Japan's Ministry of Finance spent about $140 billion buying dollars in the first quarter of 2004 alone, when the dollar fell as low as 103.40 yen.

Looking back over the past decade or so, the two major levels for the dollar remain the record low of 79.70 yen in 1995, from which it soared all the way up to 147.60 in 1998.

Since that 1998 peak -- when the Russian debt default and near-collapse of hedge fund giant LTCM sparked a massive unwinding of carry trades -- the dollar has not fallen under 101 yen. The lowest it has got was near 101.25 yen in late 1999.

A fall through 105 would target those 101 lows and possibly pave the way for a tumble back into double-digit territory for the first time since 1995.
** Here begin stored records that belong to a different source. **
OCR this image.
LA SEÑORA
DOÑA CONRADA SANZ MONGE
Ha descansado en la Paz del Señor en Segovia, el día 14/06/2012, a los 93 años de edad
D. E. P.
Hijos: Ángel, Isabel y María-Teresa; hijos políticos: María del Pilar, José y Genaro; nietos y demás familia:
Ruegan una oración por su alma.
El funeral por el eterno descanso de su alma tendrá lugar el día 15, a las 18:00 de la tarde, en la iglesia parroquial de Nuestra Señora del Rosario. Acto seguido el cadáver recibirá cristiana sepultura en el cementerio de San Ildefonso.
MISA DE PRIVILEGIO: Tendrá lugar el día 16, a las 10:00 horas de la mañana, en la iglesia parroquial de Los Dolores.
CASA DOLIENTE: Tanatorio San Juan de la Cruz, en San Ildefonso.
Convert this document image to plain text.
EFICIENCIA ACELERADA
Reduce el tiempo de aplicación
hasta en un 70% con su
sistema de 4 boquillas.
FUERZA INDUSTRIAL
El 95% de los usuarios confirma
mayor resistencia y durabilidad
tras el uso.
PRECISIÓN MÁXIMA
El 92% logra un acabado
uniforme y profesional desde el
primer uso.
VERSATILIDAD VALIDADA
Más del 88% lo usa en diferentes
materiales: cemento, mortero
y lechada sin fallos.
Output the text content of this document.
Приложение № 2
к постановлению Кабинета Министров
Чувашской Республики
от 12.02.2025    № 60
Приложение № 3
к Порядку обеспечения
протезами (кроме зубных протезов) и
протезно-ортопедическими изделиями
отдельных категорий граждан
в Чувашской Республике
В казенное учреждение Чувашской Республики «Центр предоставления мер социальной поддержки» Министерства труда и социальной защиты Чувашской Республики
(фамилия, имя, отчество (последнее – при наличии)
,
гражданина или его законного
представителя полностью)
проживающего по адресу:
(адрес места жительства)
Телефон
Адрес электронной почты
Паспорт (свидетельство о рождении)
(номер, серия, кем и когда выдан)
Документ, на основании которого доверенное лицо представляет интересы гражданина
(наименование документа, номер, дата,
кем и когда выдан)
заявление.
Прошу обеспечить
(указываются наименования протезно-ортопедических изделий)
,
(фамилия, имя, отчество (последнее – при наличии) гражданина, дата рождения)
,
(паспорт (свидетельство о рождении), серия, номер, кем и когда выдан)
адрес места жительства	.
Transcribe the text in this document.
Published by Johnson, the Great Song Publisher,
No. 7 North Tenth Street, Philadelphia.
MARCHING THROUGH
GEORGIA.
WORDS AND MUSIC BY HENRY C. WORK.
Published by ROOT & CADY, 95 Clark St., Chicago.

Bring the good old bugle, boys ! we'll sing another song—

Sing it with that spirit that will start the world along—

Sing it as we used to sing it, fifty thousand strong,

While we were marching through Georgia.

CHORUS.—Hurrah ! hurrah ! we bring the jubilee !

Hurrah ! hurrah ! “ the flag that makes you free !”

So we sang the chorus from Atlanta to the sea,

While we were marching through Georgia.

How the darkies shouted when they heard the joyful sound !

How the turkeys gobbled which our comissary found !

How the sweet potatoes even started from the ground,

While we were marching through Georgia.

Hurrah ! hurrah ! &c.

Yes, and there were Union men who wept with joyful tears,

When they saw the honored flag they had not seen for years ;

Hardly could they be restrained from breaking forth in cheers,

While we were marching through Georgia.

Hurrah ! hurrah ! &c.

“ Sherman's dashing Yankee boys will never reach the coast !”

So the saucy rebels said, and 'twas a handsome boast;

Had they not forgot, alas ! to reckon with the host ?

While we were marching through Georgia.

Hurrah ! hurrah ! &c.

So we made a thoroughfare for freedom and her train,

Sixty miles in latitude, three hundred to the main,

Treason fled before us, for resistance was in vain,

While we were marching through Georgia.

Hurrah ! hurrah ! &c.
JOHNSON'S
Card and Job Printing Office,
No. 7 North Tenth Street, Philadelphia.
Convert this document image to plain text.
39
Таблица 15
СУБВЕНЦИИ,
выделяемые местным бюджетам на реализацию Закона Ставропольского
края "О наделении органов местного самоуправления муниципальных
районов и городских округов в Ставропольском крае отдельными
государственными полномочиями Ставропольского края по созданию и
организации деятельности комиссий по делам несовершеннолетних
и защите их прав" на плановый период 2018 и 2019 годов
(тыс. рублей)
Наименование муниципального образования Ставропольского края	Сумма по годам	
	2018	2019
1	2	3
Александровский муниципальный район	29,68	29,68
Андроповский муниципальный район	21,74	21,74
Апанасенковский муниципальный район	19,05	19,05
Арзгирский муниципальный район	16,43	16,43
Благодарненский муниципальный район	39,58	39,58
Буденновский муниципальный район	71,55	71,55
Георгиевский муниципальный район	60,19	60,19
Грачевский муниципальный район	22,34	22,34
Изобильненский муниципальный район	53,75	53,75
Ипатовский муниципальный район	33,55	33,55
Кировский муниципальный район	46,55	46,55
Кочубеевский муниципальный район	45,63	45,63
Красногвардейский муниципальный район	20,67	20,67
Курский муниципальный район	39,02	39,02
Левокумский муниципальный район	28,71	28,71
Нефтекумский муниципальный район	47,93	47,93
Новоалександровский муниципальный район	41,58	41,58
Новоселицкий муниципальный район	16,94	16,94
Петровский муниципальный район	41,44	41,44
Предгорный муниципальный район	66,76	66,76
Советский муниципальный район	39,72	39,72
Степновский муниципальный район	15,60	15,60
Nicole Elliott, a technical strategist at Mizuho Corporate Bank in London, favors a fall towards 105 yen and notes that the dollar could be about to experience the rarity of back-to-back quarterly falls, depending on how December plays out.

Elliott reckoned the performance of Asian and some European currencies against the yen suggested the Japanese currency was ready for a bigger rise, saying sterling/yen's <GBPJPY=R> large head-and-shoulders this year indicated a "major topping pattern."

Other chart-watchers have said dollar/yen is converging within a broad sideways triangle pattern between the 1995 low and 1998 high.

How that triangle is broken will determine the medium-term direction.

Last week's 107.22 low took the dollar right near the bottom end of that triangle -- the upward trendline from the 1995 low that also touches the January 2005 trough.

The upper end of that triangle drawn off the 1998 high and this year's peak is now near 122.60.

David Solin, a partner at Foreign Exchange Analytics, said there was a risk of the dollar trading back towards the top of that triangle. The next few weeks would be a period of consolidation to determine the importance of the 107/108 low, he said in a note to clients.

Suzuki at Shinko Securities also says 108 is important when looking at a histogram that gauges how often the dollar finished within one yen intervals at the New York close between January 2000 and early November this year.

"The histogram, too, tells the 108 yen level is a psychologically important level for the dollar," Suzuki said.